Il n’est pas simple de frauder avec de fausses écritures sur un faux carnet. Le fraudeur devra-t-il inscrire fréquemment de fausses petites écritures ou devra-t-il inscrire une grosse somme au risque d’attirer le regard? Surtout s’il sait que le carnet est un document public.
I En effet, l’expérience montre que la négligance et la désinvolture dans les inscriptions sur le carnet, sont plus à craindre que la fraude délibérée.
- Il y a pas de sécurité absolue dans une comptabilité, que le contrôle soit exercé par une comptabilité centrale classique avec registre et lignes de compte. Les “erreurs” sont toujours possibles. Surtout dans les associations naissantes où l’on est bien content d’accueillir le premier candidat qui se propose pour le poste. Dans l’histoire des réseaux SEL et LETS, j’ai même rencontré deux cas ou le comptable était devenu fou (voir note en bas de l’article)..
C’est surtout la peur, l’image du fraudeur que nous avons dans la tête . Cette peur nous fait plus de mal que les fraudeurs eux-mêmes.
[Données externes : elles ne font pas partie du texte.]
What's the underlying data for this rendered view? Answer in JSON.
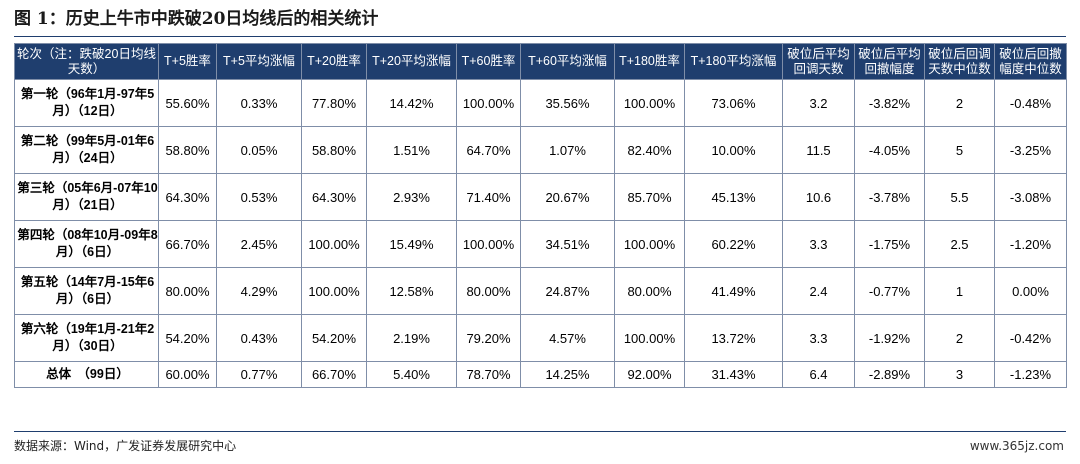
{
  "figure": {
    "title": "图 1：历史上牛市中跌破20日均线后的相关统计",
    "source": "数据来源：Wind，广发证券发展研究中心",
    "watermark": "www.365jz.com"
  },
  "table": {
    "headers": [
      "轮次（注：跌破20日均线天数）",
      "T+5胜率",
      "T+5平均涨幅",
      "T+20胜率",
      "T+20平均涨幅",
      "T+60胜率",
      "T+60平均涨幅",
      "T+180胜率",
      "T+180平均涨幅",
      "破位后平均回调天数",
      "破位后平均回撤幅度",
      "破位后回调天数中位数",
      "破位后回撤幅度中位数"
    ],
    "rows": [
      [
        "第一轮（96年1月-97年5月）（12日）",
        "55.60%",
        "0.33%",
        "77.80%",
        "14.42%",
        "100.00%",
        "35.56%",
        "100.00%",
        "73.06%",
        "3.2",
        "-3.82%",
        "2",
        "-0.48%"
      ],
      [
        "第二轮（99年5月-01年6月）（24日）",
        "58.80%",
        "0.05%",
        "58.80%",
        "1.51%",
        "64.70%",
        "1.07%",
        "82.40%",
        "10.00%",
        "11.5",
        "-4.05%",
        "5",
        "-3.25%"
      ],
      [
        "第三轮（05年6月-07年10月）（21日）",
        "64.30%",
        "0.53%",
        "64.30%",
        "2.93%",
        "71.40%",
        "20.67%",
        "85.70%",
        "45.13%",
        "10.6",
        "-3.78%",
        "5.5",
        "-3.08%"
      ],
      [
        "第四轮（08年10月-09年8月）（6日）",
        "66.70%",
        "2.45%",
        "100.00%",
        "15.49%",
        "100.00%",
        "34.51%",
        "100.00%",
        "60.22%",
        "3.3",
        "-1.75%",
        "2.5",
        "-1.20%"
      ],
      [
        "第五轮（14年7月-15年6月）（6日）",
        "80.00%",
        "4.29%",
        "100.00%",
        "12.58%",
        "80.00%",
        "24.87%",
        "80.00%",
        "41.49%",
        "2.4",
        "-0.77%",
        "1",
        "0.00%"
      ],
      [
        "第六轮（19年1月-21年2月）（30日）",
        "54.20%",
        "0.43%",
        "54.20%",
        "2.19%",
        "79.20%",
        "4.57%",
        "100.00%",
        "13.72%",
        "3.3",
        "-1.92%",
        "2",
        "-0.42%"
      ]
    ],
    "total": [
      "总体　（99日）",
      "60.00%",
      "0.77%",
      "66.70%",
      "5.40%",
      "78.70%",
      "14.25%",
      "92.00%",
      "31.43%",
      "6.4",
      "-2.89%",
      "3",
      "-1.23%"
    ]
  }
}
Cette peur freine notre élan et pénalise la communauté toute entière par des mesures de contrôle et de sécurité plus couteuses que la fraude elle-même..
“La fraude”. C’est même le premier argument que l’on présente à propos du carnet du JEU. J’ai toujours le souvenir du premier objecteur qui me dit vers 1995 : “Que feras-tu des faux carnets?” Je suis allé récemment chez lui en 2007. A l’entrée de sa propriété, on tombe sur le panneau portant l’inscription: “Attention, pièges”.
La fraude délibérée devrait être plus rare avec le JEU qui organise l’abondance, contrairement au système monétaire international qui organise la pénurie pour que la monnaie soit chère .
Un système qui curieusement emploi le même argument que les mafias qui nous proposent leur protection contre les fraudeurs ....
- Si une anomalie est détectée par un partenaire, celui-ci peut choisir d’éclaircir immédiatement la situation et poser des questions à la personne concernée. Si le doute subsiste ce partenaire est sans doute tenté d’éclaircir la question avec un tiers. Ainsi un groupe de personnes concernées par la bonne marche du système nait spontanément. Un groupe informel va vivre dans la concertation. Ce sera peut-être l’occasion de faire un bon repas ou de rencontrer de nouveaux amis.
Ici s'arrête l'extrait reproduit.